Lawyers urge Harper to bring terror suspect home
August 12, 2007
After five years in detention at Guantanamo Bay, Cuba, Omar Khadr has drawn the support of Canada's lawyers, who wrote a letter Sunday to Prime Minister Stephen Harper demanding that he lobby the Bush administration to bring the Canadian-born terror suspect home.
"Khadr should be released into the custody of Canadian law enforcement officials to face due process under Canadian law," Parker MacCarthy, president of the Canadian Bar Association, wrote in a letter Sunday to Harper and copied to Foreign Affairs Minister Peter MacKay.
"The fact that Omar Khadr was a minor at the time of his capture only makes his situation more urgent."
The 20-year-old member of Toronto's notorious Khadr family was captured in Afghanistan in the summer of 2002 and sent to the U.S. military compound in Cuba, where he faces accusations of killing U.S. Army Sgt.
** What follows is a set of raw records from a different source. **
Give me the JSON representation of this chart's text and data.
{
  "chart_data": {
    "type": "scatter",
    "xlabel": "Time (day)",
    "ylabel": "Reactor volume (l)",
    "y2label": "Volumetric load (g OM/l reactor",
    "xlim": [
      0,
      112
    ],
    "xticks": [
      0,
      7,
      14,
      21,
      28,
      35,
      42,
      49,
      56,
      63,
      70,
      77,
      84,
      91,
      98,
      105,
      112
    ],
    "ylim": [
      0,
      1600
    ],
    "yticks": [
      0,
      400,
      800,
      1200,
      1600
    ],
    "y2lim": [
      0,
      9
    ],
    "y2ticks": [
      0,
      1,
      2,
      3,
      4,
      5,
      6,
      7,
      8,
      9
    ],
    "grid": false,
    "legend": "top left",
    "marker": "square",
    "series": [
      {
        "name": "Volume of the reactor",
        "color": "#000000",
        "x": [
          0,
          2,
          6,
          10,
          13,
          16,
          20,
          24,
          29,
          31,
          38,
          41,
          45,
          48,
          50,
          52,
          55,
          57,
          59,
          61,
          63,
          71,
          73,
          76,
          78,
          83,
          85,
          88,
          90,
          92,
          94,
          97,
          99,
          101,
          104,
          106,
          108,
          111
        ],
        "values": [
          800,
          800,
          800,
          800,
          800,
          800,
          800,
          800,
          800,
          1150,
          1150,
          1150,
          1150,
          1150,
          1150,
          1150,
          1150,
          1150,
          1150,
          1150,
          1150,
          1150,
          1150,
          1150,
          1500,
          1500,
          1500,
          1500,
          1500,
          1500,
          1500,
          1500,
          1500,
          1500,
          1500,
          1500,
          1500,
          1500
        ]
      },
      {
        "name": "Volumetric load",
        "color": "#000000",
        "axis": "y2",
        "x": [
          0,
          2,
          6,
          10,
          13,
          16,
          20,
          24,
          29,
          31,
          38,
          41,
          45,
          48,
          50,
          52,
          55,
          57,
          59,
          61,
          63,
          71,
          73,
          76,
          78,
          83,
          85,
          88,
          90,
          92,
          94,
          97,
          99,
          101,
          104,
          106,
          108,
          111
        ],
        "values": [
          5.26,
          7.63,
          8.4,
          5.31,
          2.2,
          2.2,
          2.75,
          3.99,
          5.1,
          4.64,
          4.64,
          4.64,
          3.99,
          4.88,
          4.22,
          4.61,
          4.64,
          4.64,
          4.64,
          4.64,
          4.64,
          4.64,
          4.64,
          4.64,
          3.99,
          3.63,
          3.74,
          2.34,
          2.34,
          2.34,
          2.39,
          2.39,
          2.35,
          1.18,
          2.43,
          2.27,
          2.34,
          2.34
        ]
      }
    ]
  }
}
Christopher Speer during a battle between American troops and al-Qaida fighters.
Labelled by the U.S. as an "enemy combatant," Khadr faces a military trial for alleged war crimes, but it has been bogged down by legal challenges. Human rights groups have called for his return to Canada, saying that the U.S. treatment of its enemy combatants is an affront to justice.
"It would be unimaginable that this could happen to a 15-year-old in Canada," MacCarthy said Sunday in an interview.
He acknowledged that the Canadian legal community has been slow to take up Khadr's cause.
"I guess we can be faulted for not having intervened earlier," he conceded. "I think that, to a certain extent, we may have been lulled into a sense that what was taking place (at Guantanamo) had some basis in fairness."
Lt.-Cmdr. William Kuebler, the U.S. military lawyer assigned to defend Khadr, flew from Washington to Calgary on the weekend to address the bar association's annual meeting in an attempt to jolt them into action.
"I think that the Canadian legal community, like the Canadian government, like the Canadian people, has given the United States, their good ally and neighbour, the benefit of the doubt," Kuebler said in an interview.
Khadr is the only Western national remaining at Guantanamo Bay because other countries have successfully lobbied the U.S. to repatriate their citizens.
Kuebler, who visits Khadr regularly, said he is chained to the floor during visits. Kuebler said that the last time he saw the young man he asked for crayons and papers, an indication that he is anything but an adult. Also, he is going blind and his condition has been untreated, Kuebler said.
The Canadian government has refused to comment on the matter, other than to say Khadr faces serious charges.
If he were tried in Canada as a minor, the stiffest sentence he could face under the Youth Criminal Justice Act would be six years.
In the letter to Harper, MacCarthy points out that Canada is a signatory to the Optional Protocol to the Convention on the Rights of the Child on the Involvement of Children in Armed Combat. The protocol sets age 18 as the minimum for engaging in armed conflict.
Kuebler said he doubts the CBA's letter to Harper will produce results, but he urged the bar association to work to raise public awareness, just as he said the Australian law society did before the government there secured the repatriation of Guantanamo detainee David Hicks.